Lifetime Value (LTV) is a significant metric used to estimate the average revenue generated by a single app user or customer throughout their entire lifespan, whether as a free or paying user or customer. This metric is closely related to Customer Lifetime Value (CLTV), and it helps companies make informed decisions on how much they can spend to acquire a new user or customer.
LTV plays a crucial role in enabling companies to understand potential profitability, scale their marketing budgets, forecast revenue, and more. The calculation of LTV varies based on whether the app is a paid app, an ad-supported app, or a subscription business. Nevertheless, it is an essential tool for analyzing the ROI of marketing efforts.
Growth marketers can calculate the payback time for upfront advertising or marketing costs and the expected profit from each customer over their lifetime by knowing their user or customer lifetime value and their user or customer acquisition cost (CAC). However, as each user or customer will differ based on their level of engagement, retention rate, and ultimate value to the company, this metric is an estimate that fluctuates over time.

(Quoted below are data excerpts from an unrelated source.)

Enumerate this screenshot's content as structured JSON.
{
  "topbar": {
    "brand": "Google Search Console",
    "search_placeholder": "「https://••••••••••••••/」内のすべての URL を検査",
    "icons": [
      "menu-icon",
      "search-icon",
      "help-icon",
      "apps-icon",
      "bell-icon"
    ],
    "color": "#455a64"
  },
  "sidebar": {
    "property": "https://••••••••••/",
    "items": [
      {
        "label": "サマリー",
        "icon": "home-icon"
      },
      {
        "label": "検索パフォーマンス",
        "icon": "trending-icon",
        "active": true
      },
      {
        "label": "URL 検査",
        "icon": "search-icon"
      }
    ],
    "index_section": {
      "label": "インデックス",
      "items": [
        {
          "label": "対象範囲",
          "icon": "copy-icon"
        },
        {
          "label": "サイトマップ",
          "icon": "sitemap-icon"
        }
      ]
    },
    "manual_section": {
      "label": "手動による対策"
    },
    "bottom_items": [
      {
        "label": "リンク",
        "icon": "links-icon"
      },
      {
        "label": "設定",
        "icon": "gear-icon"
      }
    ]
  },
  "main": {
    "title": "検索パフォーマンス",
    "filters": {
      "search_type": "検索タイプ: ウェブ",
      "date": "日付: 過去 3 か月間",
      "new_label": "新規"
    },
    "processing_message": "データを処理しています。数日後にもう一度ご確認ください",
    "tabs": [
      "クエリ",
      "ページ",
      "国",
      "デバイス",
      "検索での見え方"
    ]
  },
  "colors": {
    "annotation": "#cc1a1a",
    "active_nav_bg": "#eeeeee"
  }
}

When it comes to customer valuation metrics, two terms that are often used interchangeably are LTV and CLV. However, there are some subtle differences between the two.
Typically, CLV is used to measure the total value that an individual customer brings to a business over the course of their entire relationship with the company. On the other hand, LTV is a metric that provides an estimate of the average value of a business’s entire customer base, including both paying and non-paying users or customers. In other words, while CLV is focused on the value of a single customer, LTV looks at the bigger picture and considers the average value of all customers.
The importance of LTV cannot be overstated, especially in the free-to-install app economy. When combined with the average revenue per user, LTV becomes a critical metric for determining the potential revenue or value of your users.
Here are some of the key reasons why measuring LTV is so important:
Improve your strategies: If you don’t measure LTV, you can’t improve it. Once you begin measuring LTV and breaking down its various components, you can employ more targeted strategies around pricing, advertising, and user retention. This helps you achieve your goals of improving your user experience and increasing profit.
Better user acquisition decisions: By knowing what to expect in terms of average earnings per user, you can increase or decrease your spending on user acquisition to maximize profitability and continue attracting the right audience.
Improve forecasting: LTV predictions can help you make forward-looking decisions around ad spend. LTV forecasting minimizes the risk of underspending and missing out on potential business, or overspending and wasting your money in the wrong places.
Boost customer loyalty and retention: When you consistently provide value to your customers, in the form of a great, intuitive app, outstanding customer support, or an excellent loyalty program, customer loyalty and retention tend to soar. Focusing your efforts on users with higher LTV will enable you to drive retention, resulting in lower churn rates, more referrals, and positive reviews.
Drive recurring purchases: LTV allows you to measure web visits or app usage per year or over your users’ lifetime. You can then use that data to implement strategies that increase repeat business.
Charge up profitability: Higher LTV leads to bigger profits. By keeping users for longer stretches of time and building a model that encourages them to spend more, you should see the benefit show up on your bottom line.
Calculating LTV requires a methodology for aggregating and calculating ad monetization for an app with ad revenue. For an app that monetizes largely based on in-app purchases, IAP revenue is generally much easier to obtain good information on immediately. In a subscription-based business, LTV can be calculated by dividing the average amount a customer spends each month or the average monthly recurring revenue (MRR) by the churn rate.
For non-subscription businesses such as eCommerce, LTV refers to the average total revenue from a typical customer, including all their repeat purchases and upsells over a given time period. This can be calculated as the Average Order Value multiplied by the Purchase Frequency multiplied by the estimated customer lifespan. Estimating the customer lifespan in eCommerce can be challenging as customers may end up making a repeat purchase two or more years in the future. In such cases, LTV can be estimated based on specific time frames, such as the monthly or annual LTV of a customer.
LTV is critical for several main use cases, including budgeting marketing expenses, estimating the time to recoup marketing investment, understanding customer acquisition costs and profitability, and forecasting revenue. It costs less to keep existing customers than it does to acquire new ones, so increasing the value of existing customers is an excellent way to drive growth. Each of these use cases is centered around resource allocation, profitability, and having an accurate view of the company’s ROI on a per-customer basis.